🤖 AI Summary
This paper addresses the lack of a unified evaluation framework for multimodal RAG systems operating across text, tables, and images—and across multiple documents. To this end, we propose FATHOMS-RAG, the first comprehensive benchmark for multimodal RAG. Its core contributions are: (1) a hand-crafted set of 93 challenging questions covering multimodal alignment and cross-document reasoning; (2) a phrase-level recall correctness metric and an embedding-based hallucination detection classifier, both validated by independent human annotators; and (3) an integrated evaluation pipeline combining open- and closed-source retrievers with multiple LLMs, leveraging embedded nearest-neighbor analysis and rigorous human annotation protocols for fine-grained diagnosis of multimodal understanding and hallucination. Experiments show that closed-source RAG systems significantly outperform open-source counterparts in answer correctness and hallucination mitigation—especially on cross-document and multimodal tasks. Human evaluation achieves high inter-annotator agreement (4.62/5 for correctness; 4.53/5 for hallucination).
📝 Abstract
Retrieval-augmented generation (RAG) has emerged as a promising paradigm for improving factual accuracy in large language models (LLMs). We introduce a benchmark designed to evaluate RAG pipelines as a whole, evaluating a pipeline's ability to ingest, retrieve, and reason about several modalities of information, differentiating it from existing benchmarks that focus on particular aspects such as retrieval.
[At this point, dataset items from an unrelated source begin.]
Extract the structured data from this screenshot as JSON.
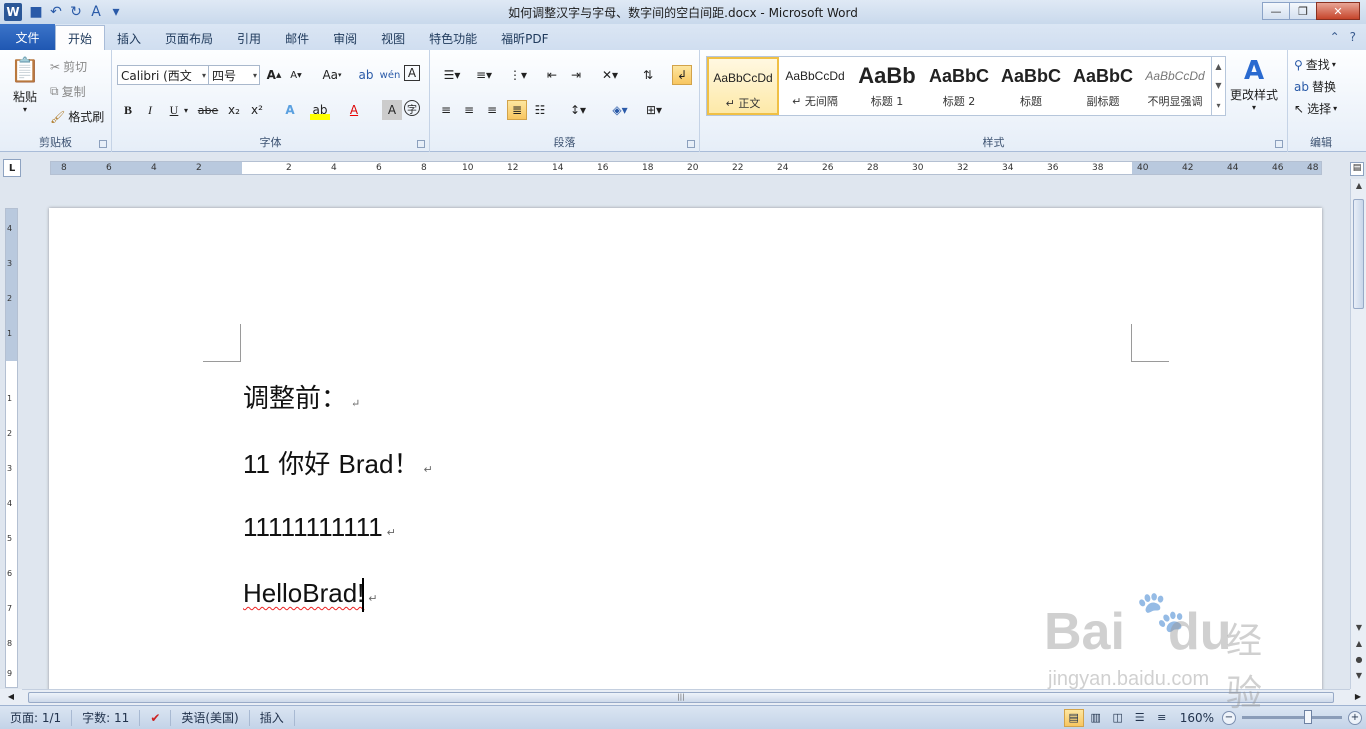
{
  "window": {
    "title": "如何调整汉字与字母、数字间的空白间距.docx  -  Microsoft Word",
    "logo_letter": "W"
  },
  "tabs": [
    "文件",
    "开始",
    "插入",
    "页面布局",
    "引用",
    "邮件",
    "审阅",
    "视图",
    "特色功能",
    "福昕PDF"
  ],
  "clipboard": {
    "paste": "粘贴",
    "cut": "剪切",
    "copy": "复制",
    "format_painter": "格式刷",
    "label": "剪贴板"
  },
  "font": {
    "name": "Calibri (西文",
    "size": "四号",
    "bold": "B",
    "italic": "I",
    "underline": "U",
    "strike": "abe",
    "subscript": "x₂",
    "superscript": "x²",
    "grow": "A",
    "shrink": "A",
    "change_case": "Aa",
    "font_color": "A",
    "label": "字体"
  },
  "paragraph": {
    "label": "段落"
  },
  "styles": {
    "items": [
      {
        "sample": "AaBbCcDd",
        "name": "↵ 正文"
      },
      {
        "sample": "AaBbCcDd",
        "name": "↵ 无间隔"
      },
      {
        "sample": "AaBb",
        "name": "标题 1"
      },
      {
        "sample": "AaBbC",
        "name": "标题 2"
      },
      {
        "sample": "AaBbC",
        "name": "标题"
      },
      {
        "sample": "AaBbC",
        "name": "副标题"
      },
      {
        "sample": "AaBbCcDd",
        "name": "不明显强调"
      }
    ],
    "change_styles": "更改样式",
    "label": "样式"
  },
  "editing": {
    "find": "查找",
    "replace": "替换",
    "select": "选择",
    "label": "编辑"
  },
  "ruler": {
    "corner": "L",
    "h_numbers": [
      "8",
      "6",
      "4",
      "2",
      "2",
      "4",
      "6",
      "8",
      "10",
      "12",
      "14",
      "16",
      "18",
      "20",
      "22",
      "24",
      "26",
      "28",
      "30",
      "32",
      "34",
      "36",
      "38",
      "40",
      "42",
      "44",
      "46",
      "48"
    ],
    "v_numbers": [
      "4",
      "3",
      "2",
      "1",
      "1",
      "2",
      "3",
      "4",
      "5",
      "6",
      "7",
      "8",
      "9"
    ]
  },
  "document": {
    "line1": "调整前：",
    "line2_num": "11",
    "line2_cn": "你好",
    "line2_en": "Brad",
    "line2_bang": "！",
    "line3": "11111111111",
    "line4": "HelloBrad!",
    "para_mark": "↵"
  },
  "status": {
    "page": "页面: 1/1",
    "words": "字数: 11",
    "language": "英语(美国)",
    "mode": "插入",
    "zoom": "160%",
    "zoom_level": 0.66
  },
  "watermark": {
    "brand": "Bai",
    "brand2": "du",
    "cn": "经验",
    "url": "jingyan.baidu.com"
  }
}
We present (1) a small, human-created dataset of 93 questions designed to evaluate a pipeline's ability to ingest textual data, tables, images, and data spread across these modalities in one or more documents; (2) a phrase-level recall metric for correctness; (3) a nearest-neighbor embedding classifier to identify potential pipeline hallucinations; (4) a comparative evaluation of 2 pipelines built with open-source retrieval mechanisms and 4 closed-source foundation models; and (5) a third-party human evaluation of the alignment of our correctness and hallucination metrics. We find that closed-source pipelines significantly outperform open-source pipelines in both correctness and hallucination metrics, with wider performance gaps in questions relying on multimodal and cross-document information. Human evaluation of our metrics showed average agreement of 4.62 for correctness and 4.53 for hallucination detection on a 1-5 Likert scale (5 indicating "strongly agree").